Purpose: To develop a rapid test kit capable of reporting hydrolyzed gluten residues from swabs down to 2.0 µg/swab and 20 µg/g (or µg/ml or ppm) for foods in under 20 min.
Methods: Prolamins were prepared by Osborn and quantified by Kjeldahl method. To generate monoclonal antibodies, BALB/c mice were repeatedly immunized with rye prolamins, splenocytes were fused with a mouse myeloma cell line, and ensuing colonies were screened against triticeae-derived prolamins. An IgG-secreting hybridoma, 25A5, was identified and raised in ascites. The mAb was purified by FPLC on a protein G column, characterized, and then used to develop a lateral flow device (LFD) for the detection of gluten. Concordance was assessed using a commercial ELISA kit.

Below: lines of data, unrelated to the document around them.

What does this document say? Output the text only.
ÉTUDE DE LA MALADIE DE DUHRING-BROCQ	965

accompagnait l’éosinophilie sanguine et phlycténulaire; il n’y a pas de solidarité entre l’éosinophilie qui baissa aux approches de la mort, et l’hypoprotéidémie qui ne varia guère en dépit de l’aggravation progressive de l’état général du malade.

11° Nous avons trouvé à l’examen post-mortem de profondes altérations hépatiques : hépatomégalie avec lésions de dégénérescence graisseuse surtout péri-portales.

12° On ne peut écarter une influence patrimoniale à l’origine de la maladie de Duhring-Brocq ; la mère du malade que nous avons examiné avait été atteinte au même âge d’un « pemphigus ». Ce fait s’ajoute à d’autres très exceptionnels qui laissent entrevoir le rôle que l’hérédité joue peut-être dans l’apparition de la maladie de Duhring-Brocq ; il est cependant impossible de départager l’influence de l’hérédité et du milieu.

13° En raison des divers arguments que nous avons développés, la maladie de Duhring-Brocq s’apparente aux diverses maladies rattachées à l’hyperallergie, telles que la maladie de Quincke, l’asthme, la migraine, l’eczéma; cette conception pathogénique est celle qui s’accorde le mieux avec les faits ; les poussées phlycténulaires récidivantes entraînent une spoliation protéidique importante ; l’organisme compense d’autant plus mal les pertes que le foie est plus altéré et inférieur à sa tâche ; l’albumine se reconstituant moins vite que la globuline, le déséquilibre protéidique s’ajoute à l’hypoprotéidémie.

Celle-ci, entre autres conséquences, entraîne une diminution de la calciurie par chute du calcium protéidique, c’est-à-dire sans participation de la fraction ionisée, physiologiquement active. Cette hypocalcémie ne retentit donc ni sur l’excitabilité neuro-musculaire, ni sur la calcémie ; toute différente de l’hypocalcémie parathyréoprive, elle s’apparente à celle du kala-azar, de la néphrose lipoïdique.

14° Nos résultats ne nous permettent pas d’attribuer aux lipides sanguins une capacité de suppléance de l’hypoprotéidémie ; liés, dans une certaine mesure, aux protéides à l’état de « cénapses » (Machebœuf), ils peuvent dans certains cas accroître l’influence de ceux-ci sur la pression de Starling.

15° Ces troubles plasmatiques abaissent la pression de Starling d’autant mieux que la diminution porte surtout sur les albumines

Results: The MEI/IEH competitive gluten lateral flow test method demonstrated a sensitivity of 2.0 µg/swab and 20.0 µg/mL for foods. Specificity analysis revealed no cross-reactivity with common commodities except for teff. The assay was equally sensitive as the commercial R5-based ELISA kit in its ability to report gluten residues from hydrolyzed foods, and required less time (< 20 min) to perform.
Significance: The development of a highly sensitive and rapid test method capable of detecting trace amounts of hydrolyzed gluten residues in under 20 min should aid food manufacturers’ and regulatory entities in monitoring for gluten residues, particularly in testing of fermented foods.